The Corner

Disability & Welfare Cont’d

The Wall Street Journal has a big front-page story today on the disability epidemic. It’s a good addendum to my column from last week.

The unexpectedly large number of American workers who piled into the Social Security Administration’s disability program during the recession and its aftermath threatens to cost the economy tens of billions a year in lost wages and diminished tax revenues.

Signs of the problem surfaced Friday, in a dismal jobs report that showed U.S. labor force participation rates falling last month to the lowest levels since 1979, the wrong direction for an economy that instead needs new legions of working men and women to drive growth and sustain a baby boomer generation headed to retirement.

Michael Feroli, chief U.S. economist for J.P. Morgan, estimates that since the recession, the worker flight to the Social Security Disability Insurance program accounts for as much as a quarter of the puzzling drop in participation rates, a labor exodus with far-reaching economic consequences.

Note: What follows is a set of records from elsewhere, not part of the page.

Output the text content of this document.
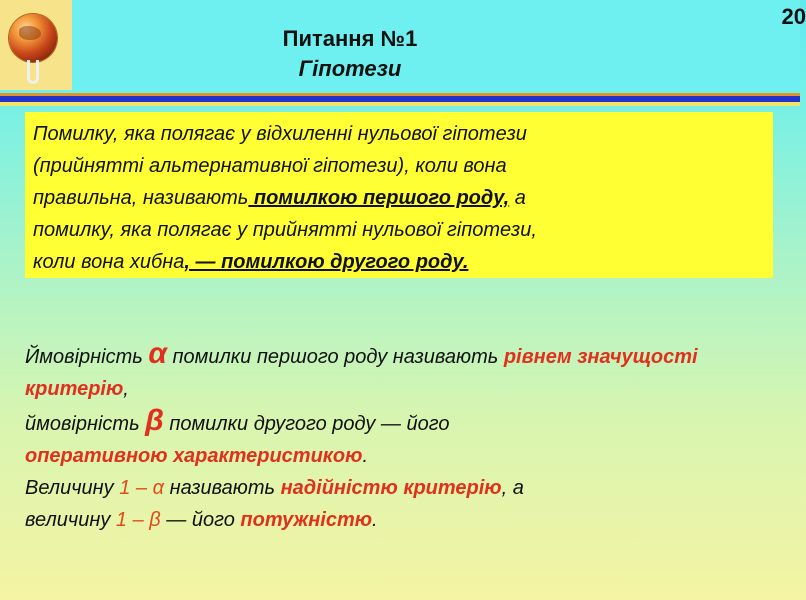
Питання №1
Гіпотези
20
Помилку, яка полягає у відхиленні нульової гіпотези
(прийнятті альтернативної гіпотези), коли вона
правильна, називають помилкою першого роду, а
помилку, яка полягає у прийнятті нульової гіпотези,
коли вона хибна, — помилкою другого роду.
Ймовірність α помилки першого роду називають рівнем значущості критерію,
ймовірність β помилки другого роду — його
оперативною характеристикою.
Величину 1 – α називають надійністю критерію, а
величину 1 – β — його потужністю.
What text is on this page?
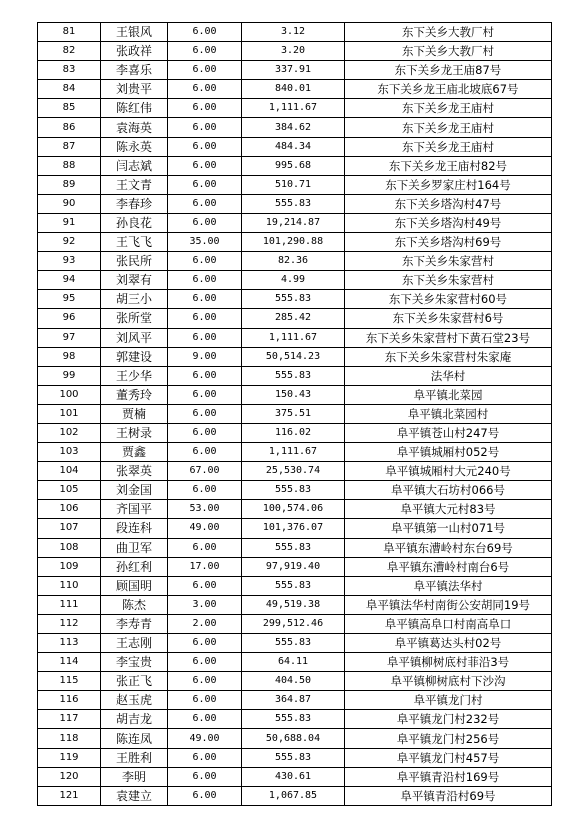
81	王银风	6.00	3.12	东下关乡大教厂村
82	张政祥	6.00	3.20	东下关乡大教厂村
83	李喜乐	6.00	337.91	东下关乡龙王庙87号
84	刘贵平	6.00	840.01	东下关乡龙王庙北坡底67号
85	陈红伟	6.00	1,111.67	东下关乡龙王庙村
86	袁海英	6.00	384.62	东下关乡龙王庙村
87	陈永英	6.00	484.34	东下关乡龙王庙村
88	闫志斌	6.00	995.68	东下关乡龙王庙村82号
89	王文青	6.00	510.71	东下关乡罗家庄村164号
90	李春珍	6.00	555.83	东下关乡塔沟村47号
91	孙良花	6.00	19,214.87	东下关乡塔沟村49号
92	王飞飞	35.00	101,290.88	东下关乡塔沟村69号
93	张民所	6.00	82.36	东下关乡朱家营村
94	刘翠有	6.00	4.99	东下关乡朱家营村
95	胡三小	6.00	555.83	东下关乡朱家营村60号
96	张所堂	6.00	285.42	东下关乡朱家营村6号
97	刘风平	6.00	1,111.67	东下关乡朱家营村下黄石堂23号
98	郭建设	9.00	50,514.23	东下关乡朱家营村朱家庵
99	王少华	6.00	555.83	法华村
100	董秀玲	6.00	150.43	阜平镇北菜园
101	贾楠	6.00	375.51	阜平镇北菜园村
102	王树录	6.00	116.02	阜平镇苍山村247号
103	贾鑫	6.00	1,111.67	阜平镇城厢村052号
104	张翠英	67.00	25,530.74	阜平镇城厢村大元240号
105	刘金国	6.00	555.83	阜平镇大石坊村066号
106	齐国平	53.00	100,574.06	阜平镇大元村83号
107	段连科	49.00	101,376.07	阜平镇第一山村071号
108	曲卫军	6.00	555.83	阜平镇东漕岭村东台69号
109	孙红利	17.00	97,919.40	阜平镇东漕岭村南台6号
110	顾国明	6.00	555.83	阜平镇法华村
111	陈杰	3.00	49,519.38	阜平镇法华村南街公安胡同19号
112	李寿青	2.00	299,512.46	阜平镇高阜口村南高阜口
113	王志刚	6.00	555.83	阜平镇葛达头村02号
114	李宝贵	6.00	64.11	阜平镇柳树底村菲沿3号
115	张正飞	6.00	404.50	阜平镇柳树底村下沙沟
116	赵玉虎	6.00	364.87	阜平镇龙门村
117	胡吉龙	6.00	555.83	阜平镇龙门村232号
118	陈连凤	49.00	50,688.04	阜平镇龙门村256号
119	王胜利	6.00	555.83	阜平镇龙门村457号
120	李明	6.00	430.61	阜平镇青沿村169号
121	袁建立	6.00	1,067.85	阜平镇青沿村69号
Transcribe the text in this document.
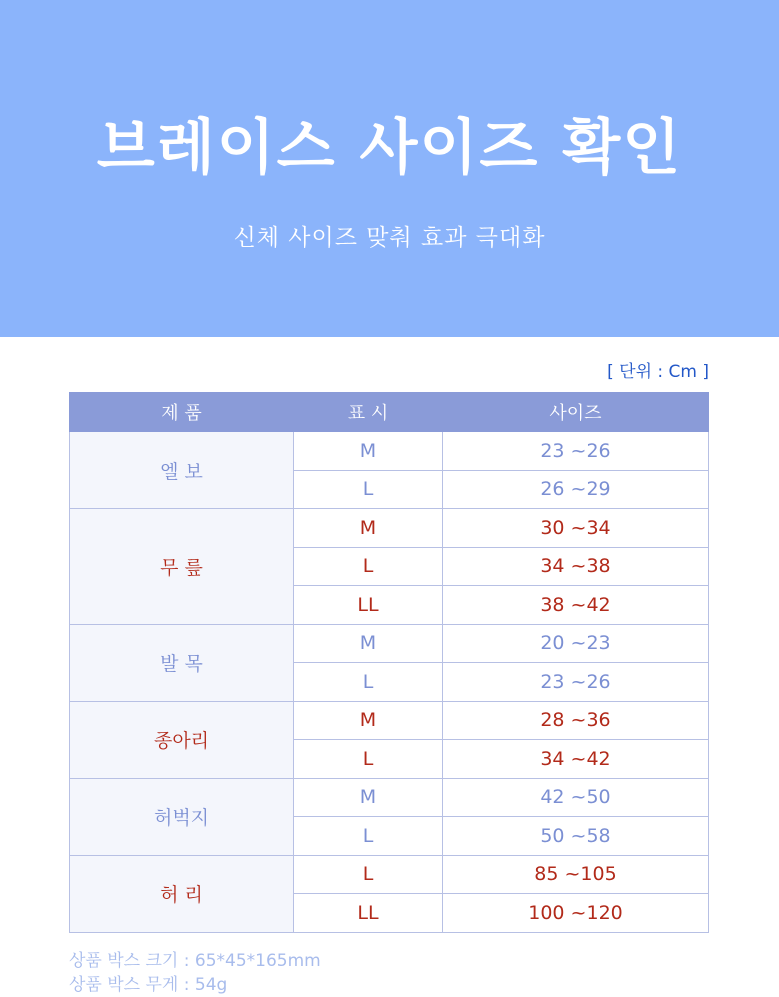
브레이스 사이즈 확인
신체 사이즈 맞춰 효과 극대화
[ 단위 : Cm ]
제 품	표 시	사이즈
엘 보	M	23 ~26
	L	26 ~29
무 릎	M	30 ~34
	L	34 ~38
	LL	38 ~42
발 목	M	20 ~23
	L	23 ~26
종아리	M	28 ~36
	L	34 ~42
허벅지	M	42 ~50
	L	50 ~58
허 리	L	85 ~105
	LL	100 ~120
상품 박스 크기 : 65*45*165mm
상품 박스 무게 : 54g
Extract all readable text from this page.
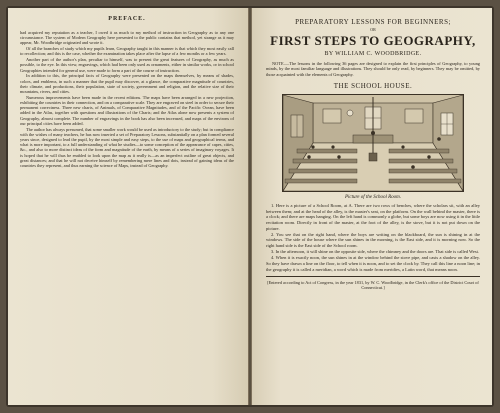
PREFACE.

had acquired my reputation as a teacher, I owed it as much to my method of instruction in Geography as to any one circumstance. The system of Modern Geography here presented to the public contains that method, yet strange as it may appear, Mr. Woodbridge originated and wrote it.

Of all the branches of study which my pupils learn, Geography taught in this manner is that which they most easily call to recollection; and this is the case, whether the examination takes place after the lapse of a few months or a few years.

Another part of the author's plan, peculiar to himself, was to present the great features of Geography, as much as possible, to the eye. In this view, engravings, which had been only used as ornaments, either in similar works, or in school Geographies intended for general use, were made to form a part of the course of instruction.

In addition to this, the principal facts of Geography were presented on the maps themselves, by means of shades, colors, and emblems, in such a manner that the pupil may discover, at a glance, the comparative magnitude of countries, their climate, and productions, their population, state of society, government and religion, and the relative size of their mountains, rivers, and cities.

Numerous improvements have been made in the recent editions. The maps have been arranged in a new projection, exhibiting the countries in their connection, and on a comparative scale. They are engraved on steel in order to secure their permanent correctness. Three new charts, of Animals, of Comparative Magnitudes, and of the Pacific Ocean, have been added in the Atlas, together with questions and illustrations of the Charts; and the Atlas alone now presents a system of Geography, almost complete. The number of engravings in the book has also been increased, and maps of the environs of our principal cities have been added.

The author has always presumed, that some smaller work would be used as introductory to the study; but in compliance with the wishes of many teachers, he has now inserted a set of Preparatory Lessons, substantially on a plan formed several years since, designed to lead the pupil, by the most simple and easy steps, to the use of maps and geographical terms, and what is more important, to a full understanding of what he studies—to some conception of the appearance of capes, cities, &c., and also to more distinct ideas of the form and magnitude of the earth, by means of a series of imaginary voyages. It is hoped that he will thus be enabled to look upon the map as it really is—as an imperfect outline of great objects, and great distances; and that he will not deceive himself by remembering mere lines and dots, instead of gaining ideas of the countries they represent, and thus earning the science of Maps, instead of Geography.

PREPARATORY LESSONS FOR BEGINNERS;
OR
FIRST STEPS TO GEOGRAPHY,
BY WILLIAM C. WOODBRIDGE.
NOTE.—The lessons in the following 36 pages are designed to explain the first principles of Geography, to young minds, by the most familiar language and illustrations. They should be only read, by beginners. They may be omitted, by those acquainted with the elements of Geography.
THE SCHOOL HOUSE.
Picture of the School Room.

1. Here is a picture of a School Room, at A. There are two rows of benches, where the scholars sit, with an alley between them; and at the head of the alley, is the master's seat, on the platform. On the wall behind the master, there is a clock; and there are maps hanging. On the left hand is commonly a globe, but some boys are now using it in the little recitation room. Directly in front of the master, at the foot of the alley, is the stove, but it is not put down on the picture.

2. You see that on the right hand, where the boys are writing on the blackboard, the sun is shining in at the windows. The side of the house where the sun shines in the morning, is the East side, and it is morning now. So the right hand side is the East side of the School room.

3. In the afternoon, it will shine on the opposite side, where the chimney and the doors are. That side is called West.

4. When it is exactly noon, the sun shines in at the window behind the stove pipe, and casts a shadow on the alley. So they have drawn a line on the floor, to tell when it is noon, and to set the clock by. They call this line a noon line; in the geography it is called a meridian, a word which is made from meridies, a Latin word, that means noon.

[Entered according to Act of Congress, in the year 1831, by W. C. Woodbridge, in the Clerk's office of the District Court of Connecticut.]
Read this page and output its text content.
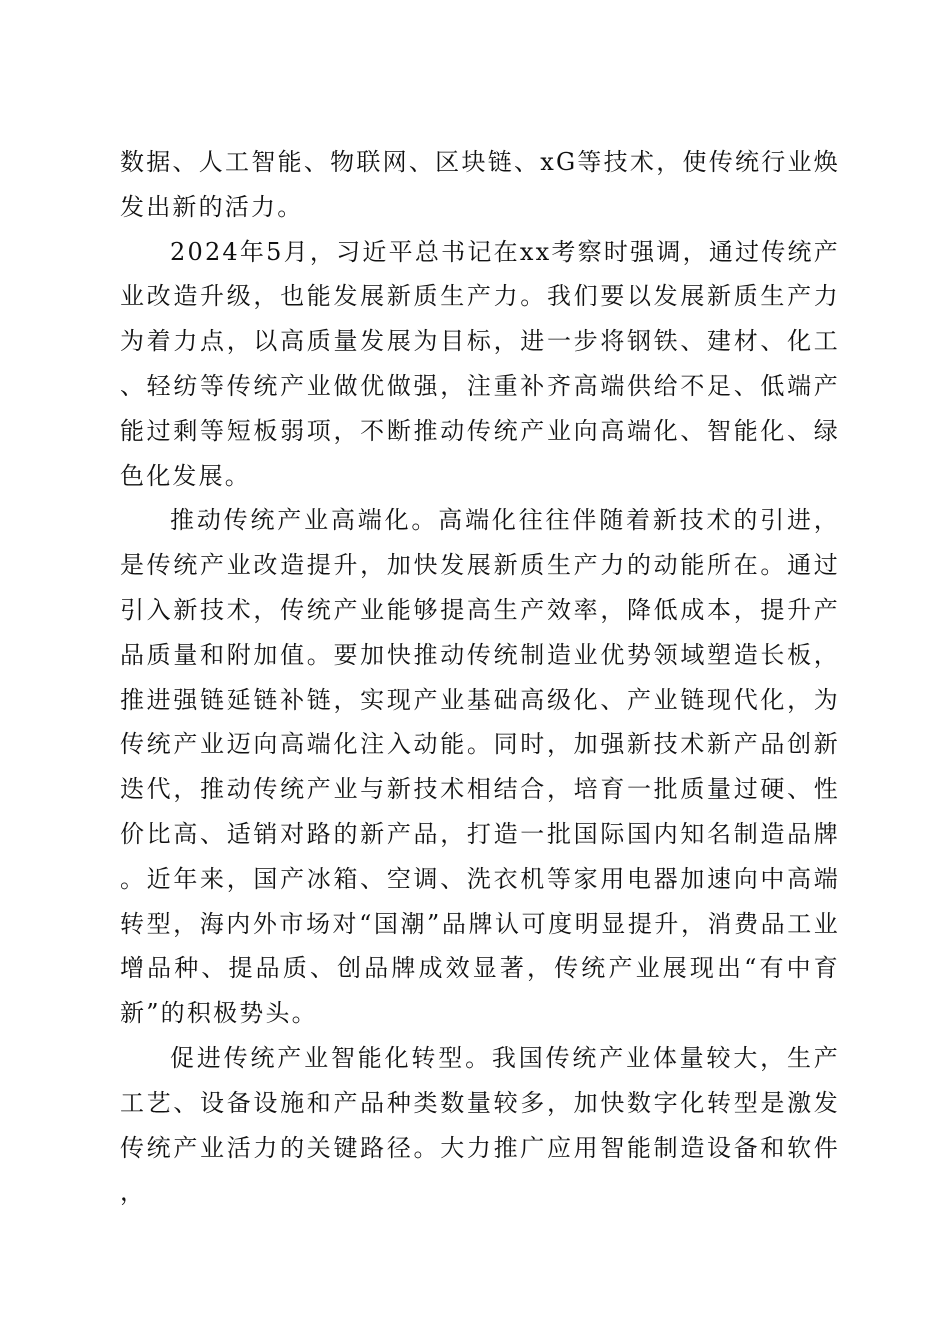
数据、人工智能、物联网、区块链、xG等技术，使传统行业焕发出新的活力。

2024年5月，习近平总书记在xx考察时强调，通过传统产业改造升级，也能发展新质生产力。我们要以发展新质生产力为着力点，以高质量发展为目标，进一步将钢铁、建材、化工、轻纺等传统产业做优做强，注重补齐高端供给不足、低端产能过剩等短板弱项，不断推动传统产业向高端化、智能化、绿色化发展。

推动传统产业高端化。高端化往往伴随着新技术的引进，是传统产业改造提升，加快发展新质生产力的动能所在。通过引入新技术，传统产业能够提高生产效率，降低成本，提升产品质量和附加值。要加快推动传统制造业优势领域塑造长板，推进强链延链补链，实现产业基础高级化、产业链现代化，为传统产业迈向高端化注入动能。同时，加强新技术新产品创新迭代，推动传统产业与新技术相结合，培育一批质量过硬、性价比高、适销对路的新产品，打造一批国际国内知名制造品牌。近年来，国产冰箱、空调、洗衣机等家用电器加速向中高端转型，海内外市场对“国潮”品牌认可度明显提升，消费品工业增品种、提品质、创品牌成效显著，传统产业展现出“有中育新”的积极势头。

促进传统产业智能化转型。我国传统产业体量较大，生产工艺、设备设施和产品种类数量较多，加快数字化转型是激发传统产业活力的关键路径。大力推广应用智能制造设备和软件，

The unemployment rate in Friday’s report fell to a four-year low of 7.6%, which most times signals job growth. This time it reflected workers leaving the workforce, a problem that could persist: Economists say relatively few people are likely to trade their disability checks for paychecks, in part because the program doesn’t give much incentive to leave.

Former truck driver James Ottesen, who began receiving monthly payments in 2009, said, “I’m not real happy” about being on disability. “It kind of reminds me of welfare.” He said he would “like to get re-educated to do something” because “my body is broke but my mind is not.”